Following the truce, there has been a significant reduction in civilian casualties and no confirmed air strikes or cross-border attacks. After a six-year closure, there has also been a renewal of commercial flights from Sana’a airport to Jordan and Egypt and a steady flow of fuel from the Hodeida port. Russia’s invasion of Ukraine and the disruption of global food and energy supplies can be seen as a major factor behind the current truce. The prolonged hostilities in Ukraine and the stalemate in on-ground fighting in Yemen are creating a greater urgency to end the Yemen war. The Houthis’ progress has significantly been hampered by their losses in the battles of Shabwa and Marib- the former being an oil-rich governorate in Southern Yemen that pro-government forces managed to seize earlier this year and the latter being the region whose capital city holds the government’s last northern stronghold towards which Houthi advances have persistently failed- this means that with financial losses and disrupted supplies maintaining the truce is the most feasible path for the Houthis and the coalition alike.
Given Yemen’s history of failed ceasefires, there have been questions regarding how sustainable this truce is. While there has been no major fighting, the UN has still continued to receive reports of alleged violations from both parties including shelling, drone attacks, reconnaissance overflights, and the redeployment of forces. On the other hand, Yemen’s exiled president, AbdRabbuh Mansour Hadi has stepped down from his position and passed on power to a presidential council. The council will run the government and lead all conflict resolution efforts including talks with Houthi rebels in the ‘transitional period’ of the country. With prisoner swapping also on the table, these actions can be seen as effective confidence-building measures towards a peace process. With the ceasefire in place, it’s also easier for humanitarian aid to get to Yemen, and UAE and Saudi Arabia have promised a new financial aid package of $3 billion. Out of this, $2 billion will be injected into the Central Bank of Yemen, while the rest will be used for developmental projects. The Saudi crown prince has even met with the new presidential council’s members. All these measures can be seen as a ray of hope for many people. Moreover, with the Hodeida port fully operational now there’s a steady delivery of fuel which has taken the pressure off vital services, significantly decreased queues at petrol stations that dominated Sana’a’s streets, and has allowed Yemenis to travel more easily throughout the country.
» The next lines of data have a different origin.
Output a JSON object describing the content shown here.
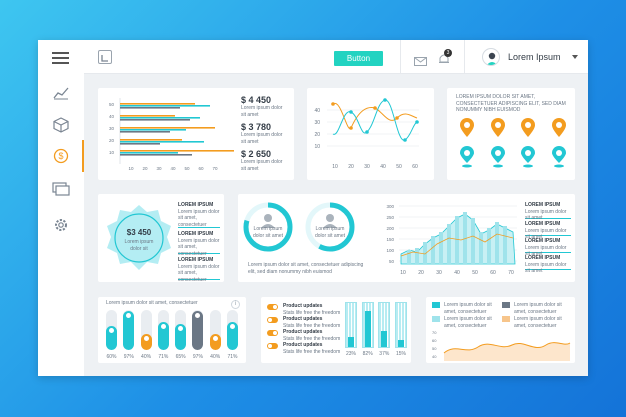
{
  "header": {
    "button_label": "Button",
    "user_name": "Lorem Ipsum",
    "bell_count": "3"
  },
  "bar_card": {
    "axis_y": [
      "50",
      "40",
      "30",
      "20",
      "10"
    ],
    "axis_x": [
      "10",
      "20",
      "30",
      "40",
      "50",
      "60",
      "70"
    ],
    "stats": [
      {
        "value": "$ 4 450",
        "text": "Lorem ipsum dolor sit amet"
      },
      {
        "value": "$ 3 780",
        "text": "Lorem ipsum dolor sit amet"
      },
      {
        "value": "$ 2 650",
        "text": "Lorem ipsum dolor sit amet"
      }
    ]
  },
  "line_card": {
    "axis_y": [
      "40",
      "30",
      "20",
      "10"
    ],
    "axis_x": [
      "10",
      "20",
      "30",
      "40",
      "50",
      "60"
    ]
  },
  "pin_card": {
    "text": "LOREM IPSUM DOLOR SIT AMET, CONSECTETUER ADIPISCING ELIT, SED DIAM NONUMMY NIBH EUISMOD"
  },
  "badge_card": {
    "value": "$3 450",
    "text": "Lorem ipsum dolor sit",
    "items": [
      {
        "title": "LOREM IPSUM",
        "text": "Lorem ipsum dolor sit amet, consectetuer"
      },
      {
        "title": "LOREM IPSUM",
        "text": "Lorem ipsum dolor sit amet, consectetuer"
      },
      {
        "title": "LOREM IPSUM",
        "text": "Lorem ipsum dolor sit amet, consectetuer"
      }
    ]
  },
  "donut_card": {
    "text": "Lorem ipsum dolor sit amet, consectetuer adipiscing elit, sed diam nonummy nibh euismod",
    "donuts": [
      {
        "text": "Lorem ipsum dolor sit amet"
      },
      {
        "text": "Lorem ipsum dolor sit amet"
      }
    ]
  },
  "area_card": {
    "axis_y": [
      "300",
      "250",
      "200",
      "150",
      "100",
      "50"
    ],
    "axis_x": [
      "10",
      "20",
      "30",
      "40",
      "50",
      "60",
      "70"
    ],
    "items": [
      {
        "title": "LOREM IPSUM",
        "text": "Lorem ipsum dolor sit amet"
      },
      {
        "title": "LOREM IPSUM",
        "text": "Lorem ipsum dolor sit amet"
      },
      {
        "title": "LOREM IPSUM",
        "text": "Lorem ipsum dolor sit amet"
      },
      {
        "title": "LOREM IPSUM",
        "text": "Lorem ipsum dolor sit amet"
      }
    ]
  },
  "pill_card": {
    "title": "Lorem ipsum dolor sit amet, consectetuer",
    "percents": [
      "60%",
      "97%",
      "40%",
      "71%",
      "65%",
      "97%",
      "40%",
      "71%"
    ],
    "levels": [
      0.6,
      0.97,
      0.4,
      0.71,
      0.65,
      0.97,
      0.4,
      0.71
    ]
  },
  "updates_card": {
    "items": [
      {
        "title": "Product updates",
        "text": "Stats life free the freedom"
      },
      {
        "title": "Product updates",
        "text": "Stats life free the freedom"
      },
      {
        "title": "Product updates",
        "text": "Stats life free the freedom"
      },
      {
        "title": "Product updates",
        "text": "Stats life free the freedom"
      }
    ],
    "percents": [
      "23%",
      "82%",
      "37%",
      "15%"
    ],
    "levels": [
      0.23,
      0.82,
      0.37,
      0.15
    ]
  },
  "legend_card": {
    "items": [
      {
        "text": "Lorem ipsum dolor sit amet, consectetuer"
      },
      {
        "text": "Lorem ipsum dolor sit amet, consectetuer"
      },
      {
        "text": "Lorem ipsum dolor sit amet, consectetuer"
      },
      {
        "text": "Lorem ipsum dolor sit amet, consectetuer"
      }
    ],
    "axis_y": [
      "70",
      "60",
      "50",
      "40"
    ]
  }
}
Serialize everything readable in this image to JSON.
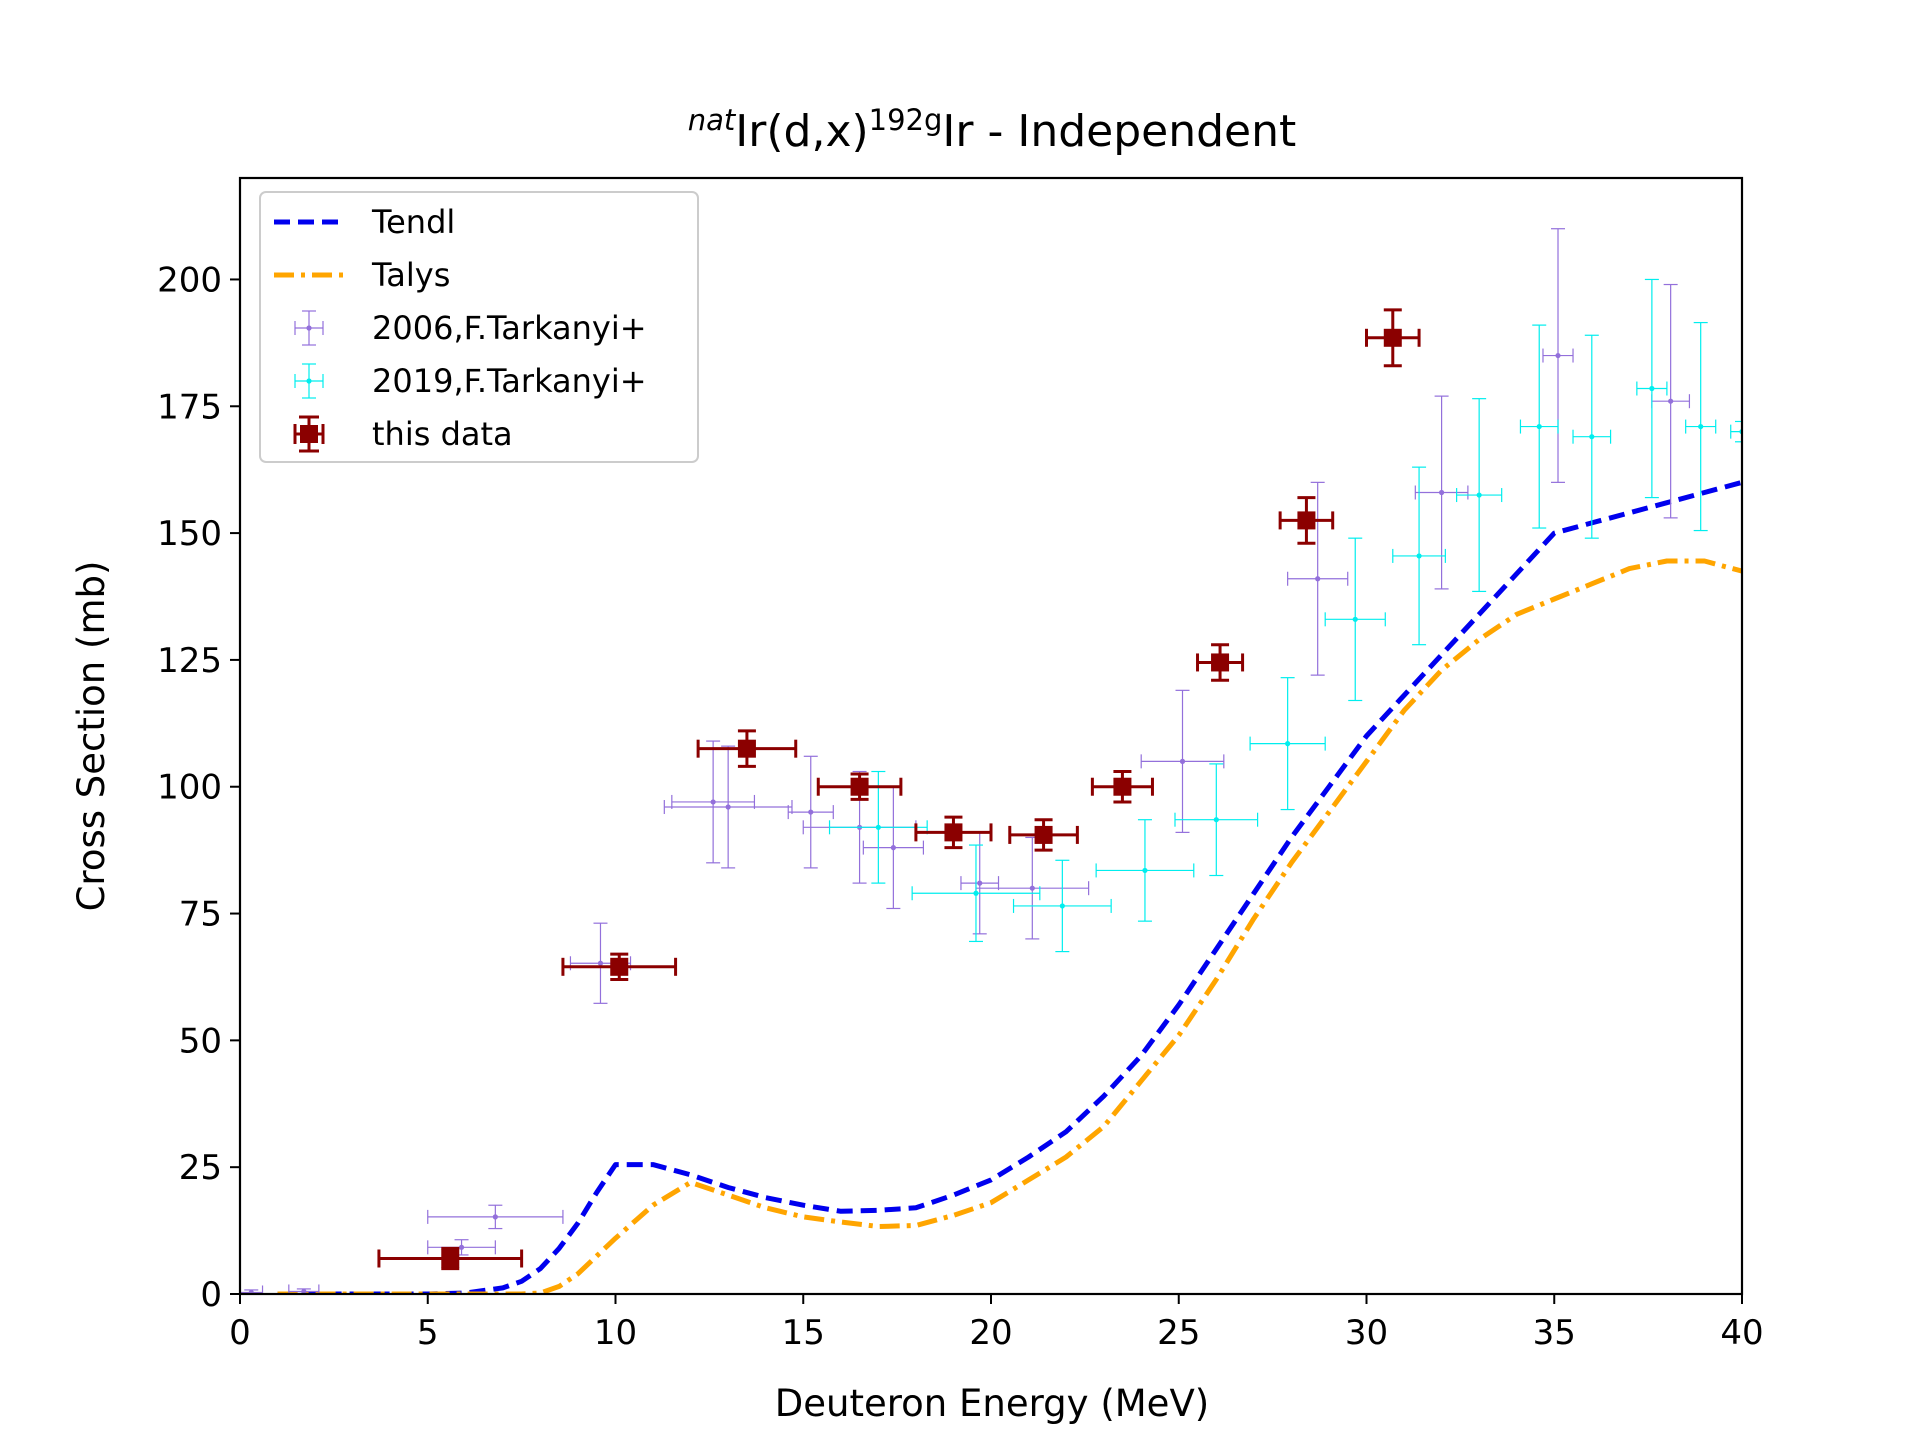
{
  "chart_data": {
    "type": "scatter",
    "title": {
      "sup1": "nat",
      "part1": "Ir(d,x)",
      "sup2": "192g",
      "part2": "Ir - Independent"
    },
    "xlabel": "Deuteron Energy (MeV)",
    "ylabel": "Cross Section (mb)",
    "xlim": [
      0,
      40
    ],
    "ylim": [
      0,
      220
    ],
    "xticks": [
      0,
      5,
      10,
      15,
      20,
      25,
      30,
      35,
      40
    ],
    "yticks": [
      0,
      25,
      50,
      75,
      100,
      125,
      150,
      175,
      200
    ],
    "legend_position": "upper-left",
    "grid": false,
    "curves": [
      {
        "name": "Tendl",
        "color": "#0000ee",
        "style": "dashed",
        "x": [
          1,
          2,
          3,
          4,
          5,
          6,
          7,
          7.5,
          8,
          8.5,
          9,
          9.5,
          10,
          11,
          12,
          13,
          14,
          15,
          16,
          17,
          18,
          19,
          20,
          21,
          22,
          23,
          24,
          25,
          26,
          27,
          28,
          29,
          30,
          31,
          32,
          33,
          34,
          35,
          36,
          37,
          38,
          39,
          40
        ],
        "y": [
          0,
          0,
          0,
          0,
          0,
          0.2,
          1.2,
          2.5,
          5,
          9,
          14,
          20,
          25.5,
          25.5,
          23.5,
          21,
          19,
          17.5,
          16.3,
          16.5,
          17,
          19.5,
          22.5,
          27,
          32,
          39,
          47,
          57,
          68,
          79,
          90,
          100,
          110,
          118,
          126,
          134,
          142,
          150,
          152,
          154,
          156,
          158,
          160
        ]
      },
      {
        "name": "Talys",
        "color": "#ffa500",
        "style": "dashdot",
        "x": [
          1,
          2,
          3,
          4,
          5,
          6,
          7,
          7.5,
          8,
          8.5,
          9,
          9.5,
          10,
          11,
          12,
          13,
          14,
          15,
          16,
          17,
          18,
          19,
          20,
          21,
          22,
          23,
          24,
          25,
          26,
          27,
          28,
          29,
          30,
          31,
          32,
          33,
          34,
          35,
          36,
          37,
          38,
          39,
          39.5,
          40
        ],
        "y": [
          0,
          0,
          0,
          0,
          0,
          0,
          0,
          0,
          0.2,
          1.5,
          4,
          7.5,
          11,
          17.5,
          22,
          19.5,
          17,
          15.2,
          14.2,
          13.3,
          13.5,
          15.5,
          18,
          22.5,
          27,
          33,
          42,
          51,
          62,
          74,
          85,
          95,
          105,
          115,
          123,
          129,
          134,
          137,
          140,
          143,
          144.5,
          144.5,
          143.5,
          142.5
        ]
      }
    ],
    "series": [
      {
        "name": "2006,F.Tarkanyi+",
        "color": "#9370db",
        "marker": "small",
        "points": [
          {
            "x": 0.3,
            "y": 0.3,
            "xerr": 0.3,
            "yerr": 0.5
          },
          {
            "x": 1.7,
            "y": 0.5,
            "xerr": 0.4,
            "yerr": 0.5
          },
          {
            "x": 6.8,
            "y": 15.2,
            "xerr": 1.8,
            "yerr": 2.3
          },
          {
            "x": 5.9,
            "y": 9.2,
            "xerr": 0.9,
            "yerr": 1.5
          },
          {
            "x": 9.6,
            "y": 65.2,
            "xerr": 0.8,
            "yerr": 7.9
          },
          {
            "x": 12.6,
            "y": 97,
            "xerr": 1.1,
            "yerr": 12
          },
          {
            "x": 13.0,
            "y": 96,
            "xerr": 1.7,
            "yerr": 12
          },
          {
            "x": 15.2,
            "y": 95,
            "xerr": 0.6,
            "yerr": 11
          },
          {
            "x": 16.5,
            "y": 92,
            "xerr": 1.5,
            "yerr": 11
          },
          {
            "x": 17.4,
            "y": 88,
            "xerr": 0.8,
            "yerr": 12
          },
          {
            "x": 19.7,
            "y": 81,
            "xerr": 0.5,
            "yerr": 10
          },
          {
            "x": 21.1,
            "y": 80,
            "xerr": 1.5,
            "yerr": 10
          },
          {
            "x": 25.1,
            "y": 105,
            "xerr": 1.1,
            "yerr": 14
          },
          {
            "x": 28.7,
            "y": 141,
            "xerr": 0.8,
            "yerr": 19
          },
          {
            "x": 32.0,
            "y": 158,
            "xerr": 0.7,
            "yerr": 19
          },
          {
            "x": 35.1,
            "y": 185,
            "xerr": 0.4,
            "yerr": 25
          },
          {
            "x": 38.1,
            "y": 176,
            "xerr": 0.5,
            "yerr": 23
          }
        ]
      },
      {
        "name": "2019,F.Tarkanyi+",
        "color": "#00eeee",
        "marker": "small",
        "points": [
          {
            "x": 17.0,
            "y": 92,
            "xerr": 1.3,
            "yerr": 11
          },
          {
            "x": 19.6,
            "y": 79,
            "xerr": 1.7,
            "yerr": 9.5
          },
          {
            "x": 21.9,
            "y": 76.5,
            "xerr": 1.3,
            "yerr": 9
          },
          {
            "x": 24.1,
            "y": 83.5,
            "xerr": 1.3,
            "yerr": 10
          },
          {
            "x": 26.0,
            "y": 93.5,
            "xerr": 1.1,
            "yerr": 11
          },
          {
            "x": 27.9,
            "y": 108.5,
            "xerr": 1.0,
            "yerr": 13
          },
          {
            "x": 29.7,
            "y": 133,
            "xerr": 0.8,
            "yerr": 16
          },
          {
            "x": 31.4,
            "y": 145.5,
            "xerr": 0.7,
            "yerr": 17.5
          },
          {
            "x": 33.0,
            "y": 157.5,
            "xerr": 0.6,
            "yerr": 19
          },
          {
            "x": 34.6,
            "y": 171,
            "xerr": 0.5,
            "yerr": 20
          },
          {
            "x": 36.0,
            "y": 169,
            "xerr": 0.5,
            "yerr": 20
          },
          {
            "x": 37.6,
            "y": 178.5,
            "xerr": 0.4,
            "yerr": 21.5
          },
          {
            "x": 38.9,
            "y": 171,
            "xerr": 0.4,
            "yerr": 20.5
          },
          {
            "x": 40.0,
            "y": 170,
            "xerr": 0.3,
            "yerr": 2
          }
        ]
      },
      {
        "name": "this data",
        "color": "#8b0000",
        "marker": "square",
        "points": [
          {
            "x": 5.6,
            "y": 7,
            "xerr": 1.9,
            "yerr": 2
          },
          {
            "x": 10.1,
            "y": 64.5,
            "xerr": 1.5,
            "yerr": 2.5
          },
          {
            "x": 13.5,
            "y": 107.5,
            "xerr": 1.3,
            "yerr": 3.5
          },
          {
            "x": 16.5,
            "y": 100,
            "xerr": 1.1,
            "yerr": 2.5
          },
          {
            "x": 19.0,
            "y": 91,
            "xerr": 1.0,
            "yerr": 3
          },
          {
            "x": 21.4,
            "y": 90.5,
            "xerr": 0.9,
            "yerr": 3
          },
          {
            "x": 23.5,
            "y": 100,
            "xerr": 0.8,
            "yerr": 3
          },
          {
            "x": 26.1,
            "y": 124.5,
            "xerr": 0.6,
            "yerr": 3.5
          },
          {
            "x": 28.4,
            "y": 152.5,
            "xerr": 0.7,
            "yerr": 4.5
          },
          {
            "x": 30.7,
            "y": 188.5,
            "xerr": 0.7,
            "yerr": 5.5
          }
        ]
      }
    ]
  }
}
However, for many people the truce hasn’t changed much, Yemen’s humanitarian crisis remains as severe today as it was before the truce. Yemenis are being squeezed by soaring food prices stemming from Russia’s war in Ukraine, and currency depreciation has made the situation worse, while huge gaps persist in services such as water, health, and education. More than four million Yemenis have been uprooted, including over 7,000 who fled in the past two months. With the opening of roads to Taiz and other governates being an outstanding issue still, the majority of internally displaced civilians aren’t able to return to their homes.
With this truce being the longest in Yemen’s seven-year war and a move toward negotiations, this can be seen as a positive step forward however effective change still depends on the peace talks. Yemen can finally move towards socio-economic and political stability if both sides are able to successfully carry on the peace process.